Chapter 27, BHAGs, Change, and Test Transformation
Ed Allen and Brian Newman tell of their experience in automating the testing for a customer relationship management system. The problems they encountered ranged from technical issues such as environments, testware architecture/framework, and “script creep” to people issues, including management support, working with developers, and when to ignore a consultant. After several false starts, they were challenged by some “Big Hairy Audacious Goals” (BHAGs) and were given support to meet them. They achieved good benefits in the end and provide some intriguing metrics about the number of defects found by different ways of testing (automated, manual scripted, exploratory testing, and bug fixes). This story is based in the United States with a team of 28 including 25 from QA and 3 from development.

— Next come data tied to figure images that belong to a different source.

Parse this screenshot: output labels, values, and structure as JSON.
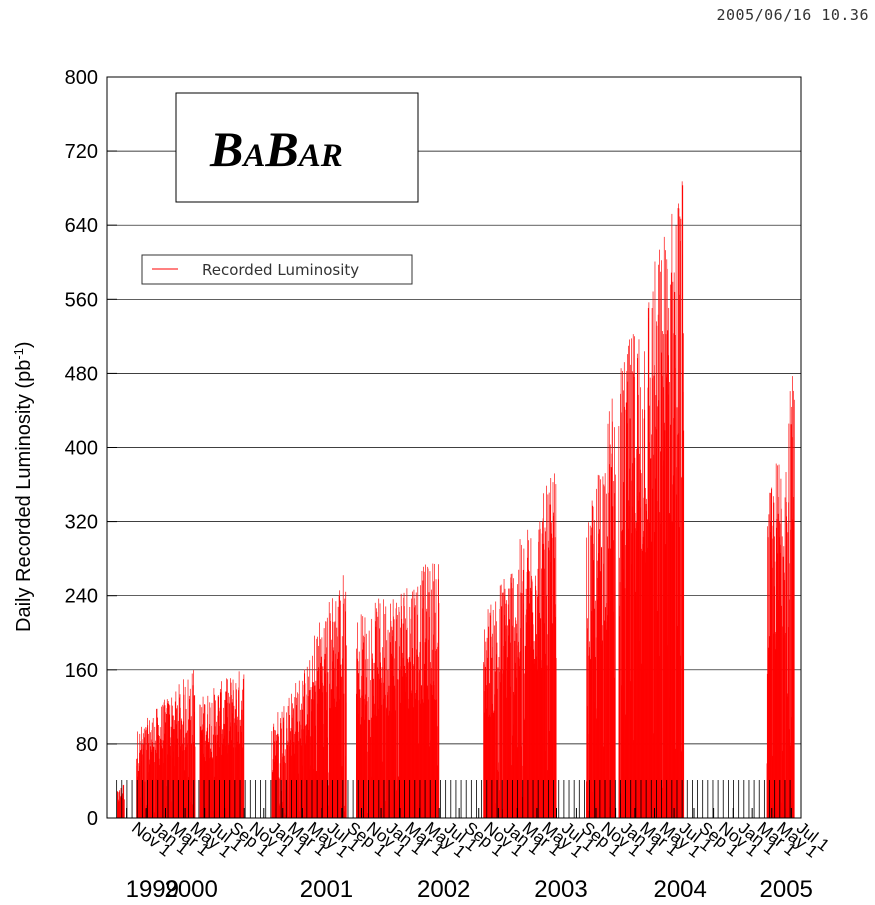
{
  "header": {
    "timestamp": "2005/06/16  10.36"
  },
  "logo": {
    "parts": [
      "B",
      "A",
      "B",
      "A",
      "R"
    ]
  },
  "chart_data": {
    "type": "bar",
    "title": "",
    "xlabel": "",
    "ylabel": "Daily Recorded Luminosity (pb",
    "ylabel_sup": "-1",
    "ylabel_close": ")",
    "ylim": [
      0,
      800
    ],
    "yticks": [
      "0",
      "80",
      "160",
      "240",
      "320",
      "400",
      "480",
      "560",
      "640",
      "720",
      "800"
    ],
    "grid": "horizontal",
    "legend": {
      "placement": "top-left",
      "entries": [
        "Recorded Luminosity"
      ]
    },
    "xlim": [
      "1999-09-01",
      "2005-07-31"
    ],
    "xticks": [
      {
        "date": "1999-11-01",
        "label": "Nov 1"
      },
      {
        "date": "2000-01-01",
        "label": "Jan 1"
      },
      {
        "date": "2000-03-01",
        "label": "Mar 1"
      },
      {
        "date": "2000-05-01",
        "label": "May 1"
      },
      {
        "date": "2000-07-01",
        "label": "Jul 1"
      },
      {
        "date": "2000-09-01",
        "label": "Sep 1"
      },
      {
        "date": "2000-11-01",
        "label": "Nov 1"
      },
      {
        "date": "2001-01-01",
        "label": "Jan 1"
      },
      {
        "date": "2001-03-01",
        "label": "Mar 1"
      },
      {
        "date": "2001-05-01",
        "label": "May 1"
      },
      {
        "date": "2001-07-01",
        "label": "Jul 1"
      },
      {
        "date": "2001-09-01",
        "label": "Sep 1"
      },
      {
        "date": "2001-11-01",
        "label": "Nov 1"
      },
      {
        "date": "2002-01-01",
        "label": "Jan 1"
      },
      {
        "date": "2002-03-01",
        "label": "Mar 1"
      },
      {
        "date": "2002-05-01",
        "label": "May 1"
      },
      {
        "date": "2002-07-01",
        "label": "Jul 1"
      },
      {
        "date": "2002-09-01",
        "label": "Sep 1"
      },
      {
        "date": "2002-11-01",
        "label": "Nov 1"
      },
      {
        "date": "2003-01-01",
        "label": "Jan 1"
      },
      {
        "date": "2003-03-01",
        "label": "Mar 1"
      },
      {
        "date": "2003-05-01",
        "label": "May 1"
      },
      {
        "date": "2003-07-01",
        "label": "Jul 1"
      },
      {
        "date": "2003-09-01",
        "label": "Sep 1"
      },
      {
        "date": "2003-11-01",
        "label": "Nov 1"
      },
      {
        "date": "2004-01-01",
        "label": "Jan 1"
      },
      {
        "date": "2004-03-01",
        "label": "Mar 1"
      },
      {
        "date": "2004-05-01",
        "label": "May 1"
      },
      {
        "date": "2004-07-01",
        "label": "Jul 1"
      },
      {
        "date": "2004-09-01",
        "label": "Sep 1"
      },
      {
        "date": "2004-11-01",
        "label": "Nov 1"
      },
      {
        "date": "2005-01-01",
        "label": "Jan 1"
      },
      {
        "date": "2005-03-01",
        "label": "Mar 1"
      },
      {
        "date": "2005-05-01",
        "label": "May 1"
      },
      {
        "date": "2005-07-01",
        "label": "Jul 1"
      }
    ],
    "year_labels": [
      {
        "date": "2000-01-20",
        "label": "1999"
      },
      {
        "date": "2000-05-20",
        "label": "2000"
      },
      {
        "date": "2001-07-15",
        "label": "2001"
      },
      {
        "date": "2002-07-15",
        "label": "2002"
      },
      {
        "date": "2003-07-15",
        "label": "2003"
      },
      {
        "date": "2004-07-20",
        "label": "2004"
      },
      {
        "date": "2005-06-15",
        "label": "2005"
      }
    ],
    "series": [
      {
        "name": "Recorded Luminosity",
        "color": "#ff0000",
        "runs": [
          {
            "start": "1999-10-01",
            "end": "1999-10-25",
            "low": 15,
            "high": 40
          },
          {
            "start": "1999-12-01",
            "end": "2000-06-01",
            "low": 10,
            "high": 165
          },
          {
            "start": "2000-06-15",
            "end": "2000-10-31",
            "low": 90,
            "high": 165
          },
          {
            "start": "2001-01-25",
            "end": "2001-06-05",
            "low": 20,
            "high": 180
          },
          {
            "start": "2001-06-05",
            "end": "2001-09-15",
            "low": 120,
            "high": 275
          },
          {
            "start": "2001-10-15",
            "end": "2002-06-30",
            "low": 140,
            "high": 285
          },
          {
            "start": "2002-11-15",
            "end": "2003-06-30",
            "low": 30,
            "high": 380
          },
          {
            "start": "2003-10-01",
            "end": "2003-12-31",
            "low": 100,
            "high": 480
          },
          {
            "start": "2004-01-10",
            "end": "2004-07-31",
            "low": 200,
            "high": 710
          },
          {
            "start": "2005-04-15",
            "end": "2005-07-10",
            "low": 150,
            "high": 490
          }
        ]
      }
    ]
  }
}
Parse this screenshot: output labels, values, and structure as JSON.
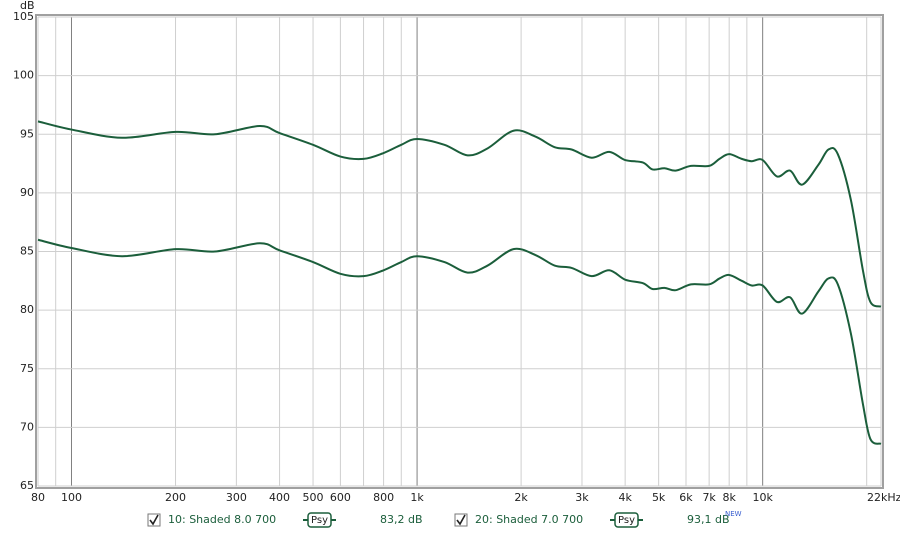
{
  "chart_data": {
    "type": "line",
    "x_log": true,
    "y_unit": "dB",
    "x": [
      80,
      100,
      140,
      200,
      260,
      350,
      400,
      500,
      600,
      700,
      800,
      900,
      1000,
      1200,
      1400,
      1600,
      1900,
      2200,
      2500,
      2800,
      3200,
      3600,
      4000,
      4500,
      4800,
      5200,
      5600,
      6200,
      7000,
      7500,
      8000,
      8700,
      9300,
      10000,
      11000,
      12000,
      13000,
      14500,
      15500,
      16500,
      18000,
      19500,
      20500,
      22000
    ],
    "series": [
      {
        "name": "10: Shaded 8.0 700",
        "smoothing": "Psy",
        "level": "83,2 dB",
        "color": "#1b5e3b",
        "values": [
          86.0,
          85.3,
          84.6,
          85.2,
          85.0,
          85.7,
          85.1,
          84.1,
          83.1,
          82.9,
          83.4,
          84.1,
          84.6,
          84.1,
          83.2,
          83.8,
          85.2,
          84.7,
          83.8,
          83.6,
          82.9,
          83.4,
          82.6,
          82.3,
          81.8,
          81.9,
          81.7,
          82.2,
          82.2,
          82.7,
          83.0,
          82.5,
          82.1,
          82.1,
          80.7,
          81.1,
          79.7,
          81.6,
          82.7,
          82.2,
          78,
          72,
          69,
          68.6
        ]
      },
      {
        "name": "20: Shaded 7.0 700",
        "smoothing": "Psy",
        "level": "93,1 dB",
        "badge": "NEW",
        "color": "#1b5e3b",
        "values": [
          96.1,
          95.4,
          94.7,
          95.2,
          95.0,
          95.7,
          95.1,
          94.1,
          93.1,
          92.9,
          93.4,
          94.1,
          94.6,
          94.1,
          93.2,
          93.8,
          95.3,
          94.8,
          93.9,
          93.7,
          93.0,
          93.5,
          92.8,
          92.6,
          92.0,
          92.1,
          91.9,
          92.3,
          92.3,
          92.9,
          93.3,
          92.9,
          92.7,
          92.8,
          91.4,
          91.9,
          90.7,
          92.4,
          93.7,
          93.3,
          89.4,
          83.4,
          80.7,
          80.3
        ]
      }
    ],
    "xlim": [
      80,
      22000
    ],
    "ylim": [
      65,
      105
    ],
    "xticks": [
      80,
      100,
      200,
      300,
      400,
      500,
      600,
      800,
      {
        "value": 1000,
        "label": "1k"
      },
      {
        "value": 2000,
        "label": "2k"
      },
      {
        "value": 3000,
        "label": "3k"
      },
      {
        "value": 4000,
        "label": "4k"
      },
      {
        "value": 5000,
        "label": "5k"
      },
      {
        "value": 6000,
        "label": "6k"
      },
      {
        "value": 7000,
        "label": "7k"
      },
      {
        "value": 8000,
        "label": "8k"
      },
      {
        "value": 10000,
        "label": "10k"
      },
      {
        "value": 22000,
        "label": "22kHz"
      }
    ],
    "xminor": [
      90,
      700,
      900,
      9000,
      20000
    ],
    "yticks": [
      65,
      70,
      75,
      80,
      85,
      90,
      95,
      100,
      105
    ],
    "grid": true
  }
}
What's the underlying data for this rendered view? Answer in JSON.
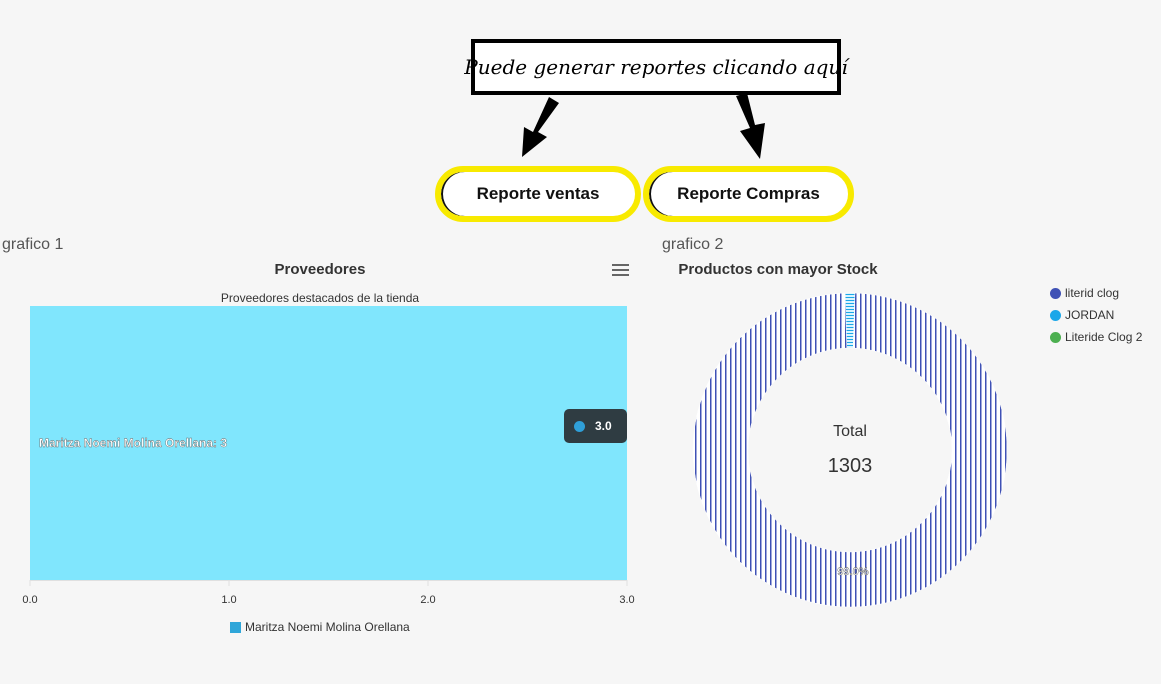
{
  "callout": {
    "text": "Puede generar reportes clicando aquí"
  },
  "buttons": {
    "ventas": "Reporte ventas",
    "compras": "Reporte Compras"
  },
  "panel1": {
    "label": "grafico 1",
    "title": "Proveedores",
    "subtitle": "Proveedores destacados de la tienda",
    "menu_icon": "hamburger-menu-icon",
    "tooltip_value": "3.0",
    "bar_label": "Maritza Noemi Molina Orellana: 3",
    "legend": "Maritza Noemi Molina Orellana"
  },
  "panel2": {
    "label": "grafico 2",
    "title": "Productos con mayor Stock",
    "total_label": "Total",
    "total_value": "1303",
    "slice_label": "99.0%",
    "legend": [
      "literid clog",
      "JORDAN",
      "Literide Clog 2"
    ]
  },
  "colors": {
    "bar": "#80e6fd",
    "bar_legend": "#2fa6d9",
    "donut_1": "#3f51b5",
    "donut_2": "#1ba7e9",
    "donut_3": "#4caf50",
    "highlight": "#f8ea00"
  },
  "chart_data": [
    {
      "type": "bar",
      "orientation": "horizontal",
      "title": "Proveedores",
      "subtitle": "Proveedores destacados de la tienda",
      "categories": [
        "Maritza Noemi Molina Orellana"
      ],
      "series": [
        {
          "name": "Maritza Noemi Molina Orellana",
          "values": [
            3
          ]
        }
      ],
      "xlim": [
        0,
        3
      ],
      "xticks": [
        "0.0",
        "1.0",
        "2.0",
        "3.0"
      ],
      "legend": "bottom"
    },
    {
      "type": "pie",
      "title": "Productos con mayor Stock",
      "categories": [
        "literid clog",
        "JORDAN",
        "Literide Clog 2"
      ],
      "percentages": [
        99.0,
        1.0,
        0
      ],
      "total": 1303,
      "legend": "top-right"
    }
  ]
}
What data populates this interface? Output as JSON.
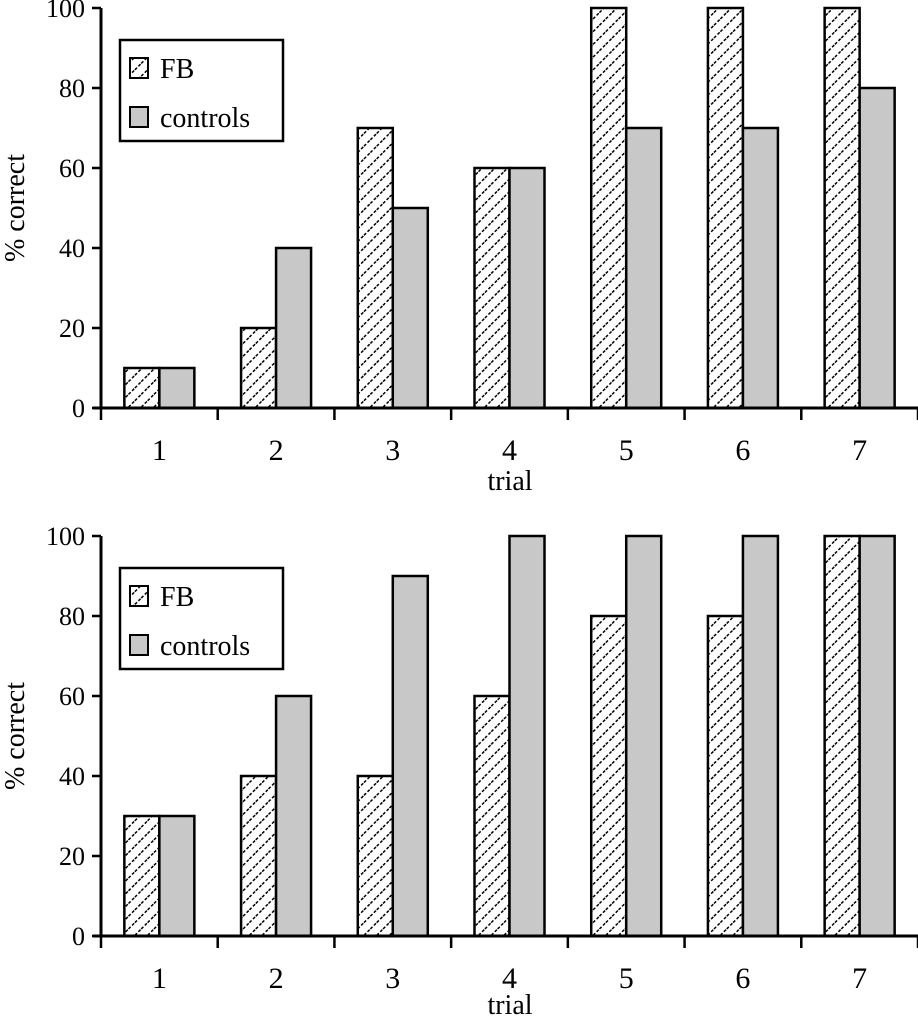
{
  "chart_data": [
    {
      "type": "bar",
      "title": "",
      "xlabel": "trial",
      "ylabel": "% correct",
      "categories": [
        "1",
        "2",
        "3",
        "4",
        "5",
        "6",
        "7"
      ],
      "ylim": [
        0,
        100
      ],
      "yticks": [
        "0",
        "20",
        "40",
        "60",
        "80",
        "100"
      ],
      "grid": false,
      "legend_position": "top-left",
      "series": [
        {
          "name": "FB",
          "pattern": "diagonal-hatch",
          "values": [
            10,
            20,
            70,
            60,
            100,
            100,
            100
          ]
        },
        {
          "name": "controls",
          "pattern": "solid",
          "color": "#c8c8c8",
          "values": [
            10,
            40,
            50,
            60,
            70,
            70,
            80
          ]
        }
      ]
    },
    {
      "type": "bar",
      "title": "",
      "xlabel": "trial",
      "ylabel": "% correct",
      "categories": [
        "1",
        "2",
        "3",
        "4",
        "5",
        "6",
        "7"
      ],
      "ylim": [
        0,
        100
      ],
      "yticks": [
        "0",
        "20",
        "40",
        "60",
        "80",
        "100"
      ],
      "grid": false,
      "legend_position": "top-left",
      "series": [
        {
          "name": "FB",
          "pattern": "diagonal-hatch",
          "values": [
            30,
            40,
            40,
            60,
            80,
            80,
            100
          ]
        },
        {
          "name": "controls",
          "pattern": "solid",
          "color": "#c8c8c8",
          "values": [
            30,
            60,
            90,
            100,
            100,
            100,
            100
          ]
        }
      ]
    }
  ]
}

Chapter 28, Exploratory Test Automation: An Example Ahead of Its Time
Harry Robinson and Ann Gustafson Robinson describe Harry’s experiences in doing what seems on the surface like an oxymoron. How can testing be both exploratory and automated? There are a number of requirements to make it possible, but when it can be done, it provides a way to explore test input spaces that are far too large to be tested in any other way. This chapter takes us step by step through Harry’s journey of implementing what has now become known as model-based testing. The effort was far more successful than anyone thought possible at the time, which had an unexpected side effect on Harry’s career! Although this story takes place rather a long time ago, the techniques described are now “coming into their own” because better tool support makes them applicable to more systems in a wider context. (Note: although this chapter has two authors, it is told from Harry’s viewpoint for easier reading.) This story comes from the United States.